Esta vez, en parte –dicen– porque a Tykwer le parecía ridículo hablar en nombre de los tres, pero también seguramente porque la complicada financiación de la película los dejó en una situación apretada, los Wachowski dieron numerosas entrevistas, y no se privaron de hablar sobre el escaso aprecio que les tienen a los críticos de cine, ni de jugar sin demasiado pudor a ser, acaso, los grandes revolucionarios incomprendidos del cine contemporáneo. “Creemos que mucha gente de la prensa se tomó muy a pecho que no habláramos con ellos”, explicó Lana en su charla con The Onion. “No planeábamos que fuera personal, no fue un juicio de valor sobre el periodismo. Estábamos tratando de no sacrificar nuestro anonimato, porque cuando lo hacés sacrificás tu capacidad para participar en determinados espacios cívicos, de estar con otra gente en parques o librerías, como la gente normal, y eso era algo muy preciado para nosotros, de verdad nos gusta ese aspecto de nuestras vidas diarias.” Por otro lado, agrega Andy, “¿quién quiere hablar sin parar sobre sí mismo? Nos llevó cuatro años hacer Cloud Atlas y ahora me apena tener que sentarme a explicársela a la gente. Creo que se ha perdido el diálogo sobre las películas que había cuando éramos chicos, eso de ir al cine y a ir a comer y hablar sobre lo que habíamos visto. Creo que ésta es la generación de la gratificación instantánea, donde simplemente buscás un poco y alguien te dice: ‘Ah, bueno, eso es lo que significa la película’. Pero nuestra película requiere un pequeño esfuerzo”.

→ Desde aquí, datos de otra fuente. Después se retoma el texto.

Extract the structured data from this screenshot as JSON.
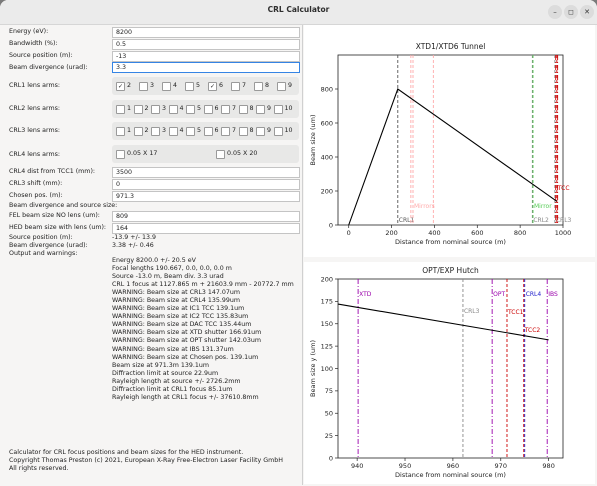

“Y –asesta Lana– uno siente que muchos críticos se acercan al cine de la misma manera: en cuanto encuentran una obra de arte que no entienden completamente, piensan: ‘Esto es un desastre, no tiene sentido’. Y lo rechazan sin más, como una respuesta refleja a alguna ambigüedad o algún bache entre los que creen que ellos deberían poder entender y lo que efectivamente entienden. Nuestras películas tienen un packaging populista que hace que muchos crean que se las puede reducir o etiquetar con facilidad. Históricamente la gente ha resistido los asaltos a la estética dominante, y nuestras películas apuestan a ir contra esa estética dominante. Hoy las películas son, como la Matrix de la realidad, matrices en sí mismas, te dicen qué pensar, qué sentir, cómo ser. Incluso esas películas independientes, ‘de arte’, tienen un tono tan militante que al minuto ya sabés para dónde va. Con Matrix quisimos desenchufar un poco al público, como se desenchufa Neo. Eso es lo que buscamos con nuestro cine: lo mismo que nos daba treinta o cuarenta años atrás.”